Comment se forme le présent ?
Le présent se construit à partir du radical du verbe, auquel on ajoute des terminaisons qui changent selon le groupe. Pour bien conjuguer, il faut donc identifier à quel groupe appartient le verbe.
Les verbes du premier groupe se terminent par -er à l'infinitif (sauf aller). Les verbes du deuxième groupe se terminent par -ir et font leur participe présent en -issant (finir, finissant). Tous les autres verbes appartiennent au troisième groupe.
Les terminaisons par groupe
| Personne | 1er groupe (aimer) | 2e groupe (finir) | 3e groupe (souvent) |
|---|---|---|---|
| je | -e (aime) | -is (finis) | -s / -x |
| tu | -es (aimes) | -is (finis) | -s / -x |
| il/elle | -e (aime) | -it (finit) | -t / -d |
| nous | -ons (aimons) | -issons (finissons) | -ons |
| vous | -ez (aimez) | -issez (finissez) | -ez |
| ils/elles | -ent (aiment) | -issent (finissent) | -ent / -ont |
Des exemples conjugués
Voici quatre verbes très courants au présent. Être : je suis, tu es, il est, nous sommes, vous êtes, ils sont. Avoir : j'ai, tu as, il a, nous avons, vous avez, ils ont. Aimer : j'aime, tu aimes, il aime, nous aimons, vous aimez, ils aiment. Finir : je finis, tu finis, il finit, nous finissons, vous finissez, ils finissent.
Au troisième groupe, les modèles sont plus variés. Prendre : je prends, tu prends, il prend, nous prenons, vous prenez, ils prennent. Aller : je vais, tu vas, il va, nous allons, vous allez, ils vont.
Les pièges à connaître
La principale difficulté du premier groupe vient de la forme « je » : on écrit « je joue » et non « je jous », car la terminaison est -e. Attention aussi aux verbes en -cer et -ger : devant la terminaison -ons, ils prennent une cédille ou un e de liaison pour garder le bon son (nous plaçons, nous mangeons).

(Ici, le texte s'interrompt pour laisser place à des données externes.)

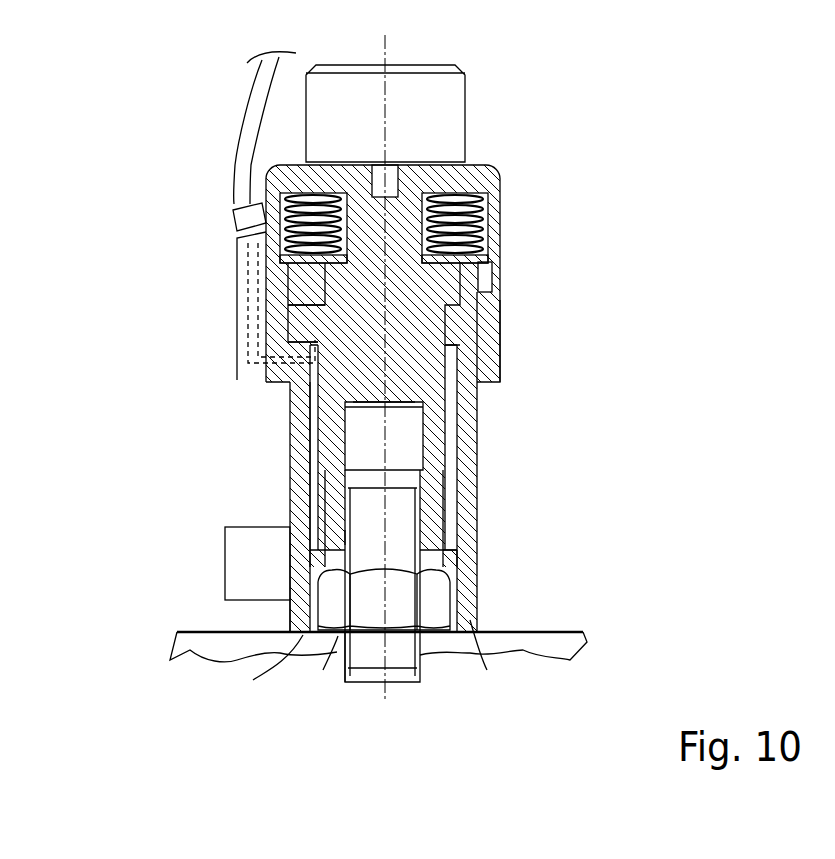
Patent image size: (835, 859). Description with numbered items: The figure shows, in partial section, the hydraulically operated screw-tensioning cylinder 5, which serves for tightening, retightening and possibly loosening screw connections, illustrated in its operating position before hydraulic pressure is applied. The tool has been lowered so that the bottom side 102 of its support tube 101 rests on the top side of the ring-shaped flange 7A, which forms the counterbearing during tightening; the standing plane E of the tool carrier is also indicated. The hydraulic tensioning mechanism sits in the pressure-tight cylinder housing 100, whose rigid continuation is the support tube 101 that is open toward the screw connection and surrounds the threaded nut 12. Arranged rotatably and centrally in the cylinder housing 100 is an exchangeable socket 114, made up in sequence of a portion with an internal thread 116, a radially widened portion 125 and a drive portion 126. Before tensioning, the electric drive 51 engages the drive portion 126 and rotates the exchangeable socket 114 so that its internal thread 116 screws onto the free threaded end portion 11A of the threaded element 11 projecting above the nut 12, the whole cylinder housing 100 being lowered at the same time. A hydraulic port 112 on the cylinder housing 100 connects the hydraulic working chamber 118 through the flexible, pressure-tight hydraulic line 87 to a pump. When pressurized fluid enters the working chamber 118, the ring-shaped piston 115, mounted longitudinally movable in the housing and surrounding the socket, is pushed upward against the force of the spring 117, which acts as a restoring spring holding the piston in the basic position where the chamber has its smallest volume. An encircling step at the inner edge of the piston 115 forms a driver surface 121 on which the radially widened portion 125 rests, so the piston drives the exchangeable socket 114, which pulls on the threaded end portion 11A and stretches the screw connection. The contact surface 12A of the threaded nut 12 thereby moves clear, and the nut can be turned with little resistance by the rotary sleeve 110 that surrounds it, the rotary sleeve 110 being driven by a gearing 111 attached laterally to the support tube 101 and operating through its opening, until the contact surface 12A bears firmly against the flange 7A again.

The screw-tensioning cylinder 5 is at (502, 414).
The ring-shaped flange 7A is at (178, 661).
The threaded element 11 is at (400, 650).
The threaded end portion 11A is at (403, 518).
The threaded nut 12 is at (440, 603).
The contact surface 12A is at (338, 636).
The electric drive 51 is at (300, 113).
The hydraulic line 87 is at (243, 140).
The cylinder housing 100 is at (497, 327).
The support tube 101 is at (436, 549).
The bottom side 102 is at (253, 680).
The rotary sleeve 110 is at (452, 563).
The gearing 111 is at (228, 567).
The hydraulic port 112 is at (252, 256).
The exchangeable socket 114 is at (311, 446).
The piston 115 is at (302, 338).
The internal thread 116 is at (412, 538).
The spring 117 is at (468, 222).
The hydraulic working chamber 118 is at (480, 342).
The driver surface 121 is at (306, 318).
The radially widened portion 125 is at (453, 290).
The drive portion 126 is at (400, 226).
The standing plane E is at (207, 627).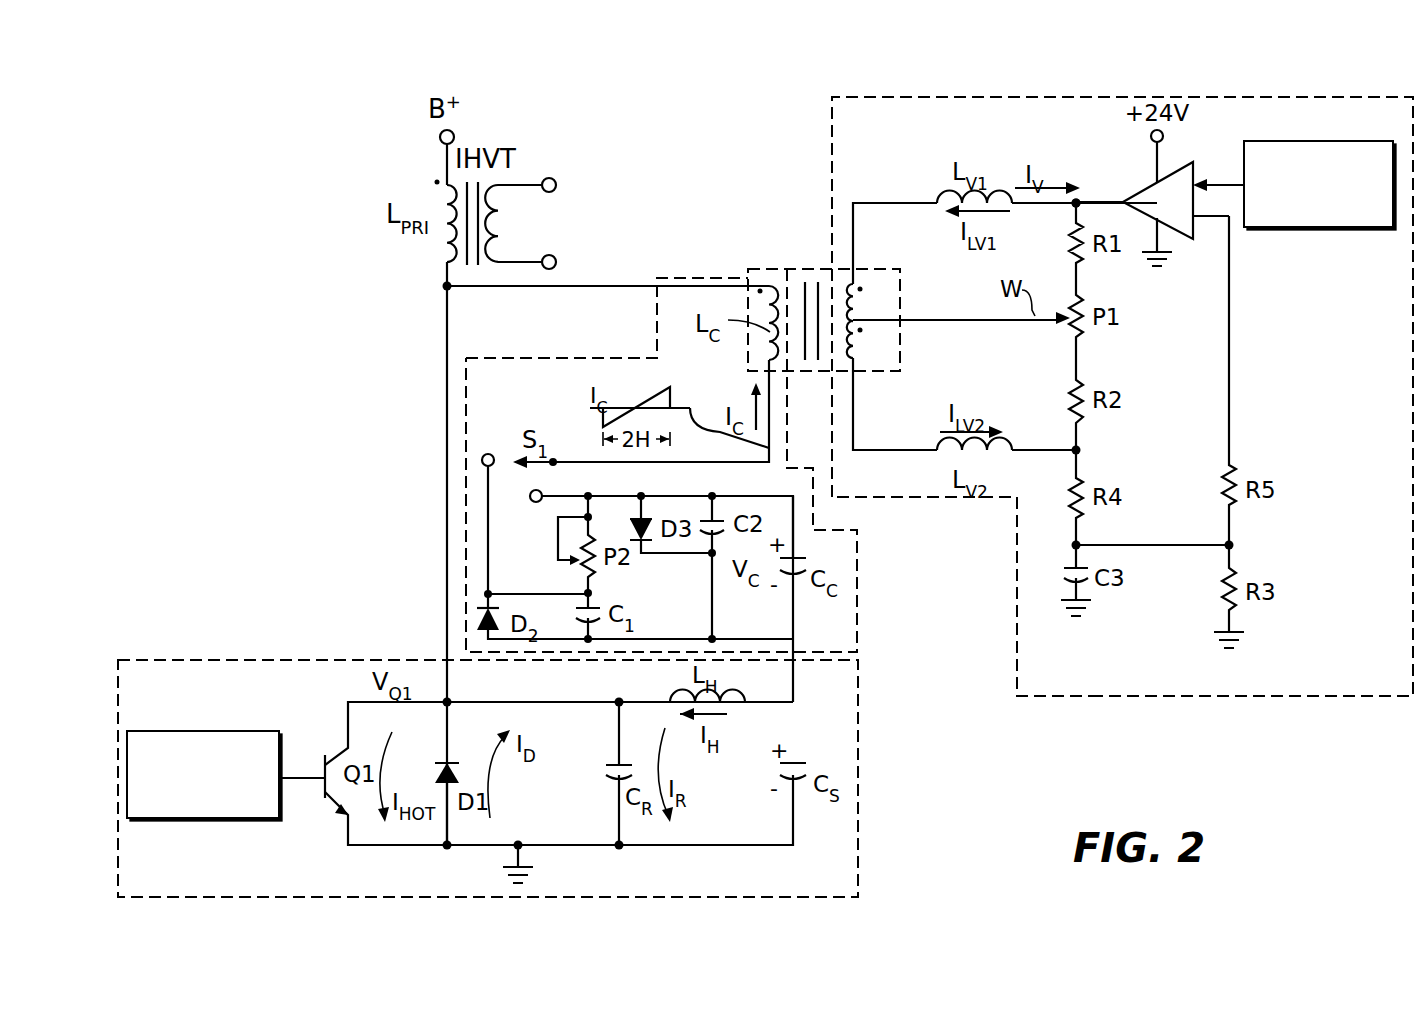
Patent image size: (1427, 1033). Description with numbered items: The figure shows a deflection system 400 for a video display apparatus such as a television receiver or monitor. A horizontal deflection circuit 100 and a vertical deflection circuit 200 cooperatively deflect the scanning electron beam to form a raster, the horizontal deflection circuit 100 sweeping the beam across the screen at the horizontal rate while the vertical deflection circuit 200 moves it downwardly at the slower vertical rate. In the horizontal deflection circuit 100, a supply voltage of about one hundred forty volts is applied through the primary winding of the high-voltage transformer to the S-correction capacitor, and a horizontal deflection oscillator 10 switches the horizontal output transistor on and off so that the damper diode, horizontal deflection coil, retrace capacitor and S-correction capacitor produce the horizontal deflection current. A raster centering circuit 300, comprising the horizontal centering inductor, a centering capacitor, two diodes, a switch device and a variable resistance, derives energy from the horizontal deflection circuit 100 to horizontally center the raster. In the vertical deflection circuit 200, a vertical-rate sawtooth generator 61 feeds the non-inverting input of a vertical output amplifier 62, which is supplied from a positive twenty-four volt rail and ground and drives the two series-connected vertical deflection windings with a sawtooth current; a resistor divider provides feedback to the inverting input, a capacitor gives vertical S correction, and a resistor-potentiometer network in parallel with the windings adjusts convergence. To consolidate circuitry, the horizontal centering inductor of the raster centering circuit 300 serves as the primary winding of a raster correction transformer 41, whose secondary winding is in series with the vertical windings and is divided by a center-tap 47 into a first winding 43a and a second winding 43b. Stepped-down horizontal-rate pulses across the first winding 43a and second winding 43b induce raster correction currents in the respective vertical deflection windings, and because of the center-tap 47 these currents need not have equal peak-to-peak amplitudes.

The horizontal deflection oscillator 10 is at (225, 732).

Au troisième groupe, certains verbes en -dre conservent le d à la troisième personne : il prend, il vend, il répond. En revanche, les verbes comme pouvoir, vouloir et valoir font « je peux, je veux, je vaux » avec un -x inattendu.
Le conseil pour ne plus se tromper
Avant d'écrire la terminaison, posez-vous deux questions : quel est le groupe du verbe, et quel est le sujet ? Une fois le groupe identifié, les terminaisons deviennent presque automatiques. Pour les verbes irréguliers du troisième groupe, le mieux reste de les relire souvent à voix haute : c'est la répétition qui ancre la bonne forme dans la mémoire.